Republican candidates for the U.S. Senate have also shifted ground in some cases. State Attys. Gen. Patrick Morrisey of West Virginia and Josh Hawley of Missouri joined a multistate, GOP-backed lawsuit that seeks to end a requirement in the 2010 law that all Americans have insurance. It was a move that helped buoy their conservative bona fides.

But now as they run for the Senate, they have had to distance themselves somewhat from the effort, particularly after the Trump administration adopted the legal position that not only should the individual mandate go but preexisting conditions protections should too.

The preexisting conditions provision is by far the most popular part of Obamacare. Both GOP candidates now say they support requiring insurance companies to cover people with preexisting conditions, even as they remain part of the repeal lawsuit.

Some Republicans are still eager to keep trying to repeal or dismantle the law.

Sen. Ted Cruz (R-Texas), who is facing a surprisingly strong challenge from Rep. Beto O’Rouke (D-Texas), wants the GOP to try Obamacare repeal again. Earlier this month, he went to the Senate floor to try to block the District of Columbia from requiring people to have health insurance — a requirement similar to the Obamacare rule the GOP repealed across the country earlier this year.

The GOP candidate for governor in Maine has pledged to continue incumbent Gov. Paul LePage’s opposition to expanding Medicaid under Obamacare — an expansion that 59% of Maine voters approved in a ballot measure last year. Minnesota’s GOP gubernatorial candidate won his primary by promising to move the state away from its Obamacare insurance exchange but offered few specifics on his alternative.

And GOP Senate challengers Leah Vukmir in Wisconsin and Marsha Blackburn in Tennessee won their primaries in part by pledging to do more to repeal the law.

The result is that even if Republicans do maintain control of both chambers of Congress — seemingly a long shot — any legislative effort to stabilize the health law’s insurance markets is likely to be met with opposition from the conservative end of the Republican party.

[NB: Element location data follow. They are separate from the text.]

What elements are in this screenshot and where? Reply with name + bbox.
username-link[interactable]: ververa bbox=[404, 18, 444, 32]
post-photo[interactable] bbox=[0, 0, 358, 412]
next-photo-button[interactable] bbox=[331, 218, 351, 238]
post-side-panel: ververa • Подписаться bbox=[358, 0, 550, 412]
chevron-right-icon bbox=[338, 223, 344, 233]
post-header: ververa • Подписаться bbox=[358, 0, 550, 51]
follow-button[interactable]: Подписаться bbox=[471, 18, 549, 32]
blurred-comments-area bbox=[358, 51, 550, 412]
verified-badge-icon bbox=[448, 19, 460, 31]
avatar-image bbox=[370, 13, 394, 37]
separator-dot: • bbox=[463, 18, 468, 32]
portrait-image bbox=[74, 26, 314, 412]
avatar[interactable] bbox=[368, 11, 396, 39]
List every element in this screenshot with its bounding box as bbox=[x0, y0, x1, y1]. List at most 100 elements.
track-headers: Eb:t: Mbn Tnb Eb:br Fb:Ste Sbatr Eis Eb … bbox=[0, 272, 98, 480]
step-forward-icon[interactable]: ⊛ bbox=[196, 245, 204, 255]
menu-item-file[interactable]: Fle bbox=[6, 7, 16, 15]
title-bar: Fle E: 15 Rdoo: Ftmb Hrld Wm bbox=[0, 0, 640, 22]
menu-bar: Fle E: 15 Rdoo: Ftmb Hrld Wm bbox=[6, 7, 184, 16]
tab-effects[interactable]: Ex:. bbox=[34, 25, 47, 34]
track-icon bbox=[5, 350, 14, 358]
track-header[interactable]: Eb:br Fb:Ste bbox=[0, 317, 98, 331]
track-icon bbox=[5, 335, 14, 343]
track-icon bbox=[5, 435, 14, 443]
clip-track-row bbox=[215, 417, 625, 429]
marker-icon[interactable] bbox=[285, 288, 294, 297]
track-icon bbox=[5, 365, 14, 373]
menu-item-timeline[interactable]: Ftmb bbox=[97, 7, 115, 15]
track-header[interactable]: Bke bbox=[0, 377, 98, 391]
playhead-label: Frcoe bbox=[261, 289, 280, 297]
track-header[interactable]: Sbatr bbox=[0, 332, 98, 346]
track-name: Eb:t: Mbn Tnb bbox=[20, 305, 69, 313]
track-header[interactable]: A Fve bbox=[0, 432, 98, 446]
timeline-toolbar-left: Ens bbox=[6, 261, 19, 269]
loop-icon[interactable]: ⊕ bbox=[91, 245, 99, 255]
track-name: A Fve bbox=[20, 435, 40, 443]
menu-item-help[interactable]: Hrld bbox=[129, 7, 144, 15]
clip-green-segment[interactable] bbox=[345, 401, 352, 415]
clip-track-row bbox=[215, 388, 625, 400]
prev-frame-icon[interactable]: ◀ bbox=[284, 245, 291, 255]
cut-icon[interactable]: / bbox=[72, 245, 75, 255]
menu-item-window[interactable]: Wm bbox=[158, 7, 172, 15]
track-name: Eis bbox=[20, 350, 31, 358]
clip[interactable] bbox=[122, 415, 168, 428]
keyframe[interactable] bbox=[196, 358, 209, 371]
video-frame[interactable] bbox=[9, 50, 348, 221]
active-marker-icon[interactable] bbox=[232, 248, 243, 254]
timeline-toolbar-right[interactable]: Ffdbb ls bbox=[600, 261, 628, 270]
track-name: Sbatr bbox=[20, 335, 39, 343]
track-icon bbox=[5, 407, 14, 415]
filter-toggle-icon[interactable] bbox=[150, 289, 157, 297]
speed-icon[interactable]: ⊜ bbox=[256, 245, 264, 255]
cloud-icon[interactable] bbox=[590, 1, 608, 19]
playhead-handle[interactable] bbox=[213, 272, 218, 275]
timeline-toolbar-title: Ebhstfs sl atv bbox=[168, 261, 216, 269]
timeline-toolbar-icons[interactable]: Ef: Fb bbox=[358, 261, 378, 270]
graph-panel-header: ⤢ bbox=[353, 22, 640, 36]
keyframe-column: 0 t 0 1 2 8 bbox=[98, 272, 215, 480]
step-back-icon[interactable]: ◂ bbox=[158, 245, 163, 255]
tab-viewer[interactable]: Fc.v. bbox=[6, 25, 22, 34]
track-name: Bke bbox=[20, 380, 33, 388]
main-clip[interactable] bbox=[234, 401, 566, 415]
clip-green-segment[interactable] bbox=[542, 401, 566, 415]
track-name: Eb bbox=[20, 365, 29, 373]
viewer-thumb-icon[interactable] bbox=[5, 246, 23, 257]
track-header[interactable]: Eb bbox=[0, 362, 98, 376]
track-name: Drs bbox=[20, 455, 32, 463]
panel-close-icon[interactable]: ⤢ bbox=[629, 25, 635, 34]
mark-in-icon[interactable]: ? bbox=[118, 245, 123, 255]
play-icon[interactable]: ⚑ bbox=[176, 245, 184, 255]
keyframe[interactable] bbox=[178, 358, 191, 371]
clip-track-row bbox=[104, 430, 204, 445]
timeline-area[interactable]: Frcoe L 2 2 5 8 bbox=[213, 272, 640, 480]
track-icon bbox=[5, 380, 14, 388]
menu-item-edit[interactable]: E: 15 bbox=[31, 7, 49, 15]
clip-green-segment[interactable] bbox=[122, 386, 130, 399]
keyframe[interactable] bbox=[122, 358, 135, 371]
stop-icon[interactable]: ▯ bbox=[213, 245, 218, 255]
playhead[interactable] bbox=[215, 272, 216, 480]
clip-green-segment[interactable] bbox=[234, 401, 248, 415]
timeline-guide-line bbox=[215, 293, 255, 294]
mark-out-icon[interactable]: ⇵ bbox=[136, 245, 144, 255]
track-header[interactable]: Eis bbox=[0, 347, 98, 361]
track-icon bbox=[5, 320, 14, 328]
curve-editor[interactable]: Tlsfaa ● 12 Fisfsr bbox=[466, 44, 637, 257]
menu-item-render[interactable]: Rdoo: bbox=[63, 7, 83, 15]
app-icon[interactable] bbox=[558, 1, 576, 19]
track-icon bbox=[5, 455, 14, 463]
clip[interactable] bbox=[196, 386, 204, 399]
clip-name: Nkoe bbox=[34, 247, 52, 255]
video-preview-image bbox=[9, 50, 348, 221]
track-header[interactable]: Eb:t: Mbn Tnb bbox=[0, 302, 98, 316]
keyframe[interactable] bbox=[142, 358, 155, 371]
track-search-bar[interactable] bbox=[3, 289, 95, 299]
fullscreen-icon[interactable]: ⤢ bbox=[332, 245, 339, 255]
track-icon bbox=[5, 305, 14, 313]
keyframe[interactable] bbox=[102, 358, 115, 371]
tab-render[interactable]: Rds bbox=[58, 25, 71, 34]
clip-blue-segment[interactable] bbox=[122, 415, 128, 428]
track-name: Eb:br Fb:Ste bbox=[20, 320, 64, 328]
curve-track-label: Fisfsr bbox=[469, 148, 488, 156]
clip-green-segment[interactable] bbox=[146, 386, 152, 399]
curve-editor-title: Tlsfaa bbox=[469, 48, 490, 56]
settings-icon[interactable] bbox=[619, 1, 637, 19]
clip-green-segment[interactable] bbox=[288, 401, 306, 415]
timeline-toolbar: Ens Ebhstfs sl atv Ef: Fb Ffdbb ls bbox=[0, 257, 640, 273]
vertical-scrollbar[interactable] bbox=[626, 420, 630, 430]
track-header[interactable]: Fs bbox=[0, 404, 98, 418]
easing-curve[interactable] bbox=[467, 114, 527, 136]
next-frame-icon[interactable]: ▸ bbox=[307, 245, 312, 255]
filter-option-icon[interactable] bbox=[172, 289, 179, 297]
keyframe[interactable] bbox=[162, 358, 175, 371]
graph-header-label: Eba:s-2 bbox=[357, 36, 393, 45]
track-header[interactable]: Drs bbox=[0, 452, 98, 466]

Healthcare “is an extremely hard thing for Republicans to agree on,” said GOP strategist Doug Heye, adding that the party is divided among those who want repeal Obamacare, those who want to move on and those seeking a middle ground. “When you have three different strains of thought, how do you talk about it?”

Moderate Democrats are more than happy to exploit the GOP fissures. Sens. Heidi Heitkamp of North Dakota and Joe Manchin of West Virginia both started running ads touting the preexisting condition protections and attacking their opponents for trying to get rid of them.

Sen. Joe Donnelly (D-Ind.), who faces an uphill battle toward reelection, has taken a similar tack against his opponent, Mike Braun, who has backed repeal of Obamacare.

“Mike Braun says he’s for preexisting conditions coverage,” one Donnelly video says. “There’s only one problem. Mike has said time after time after time he’s against it.”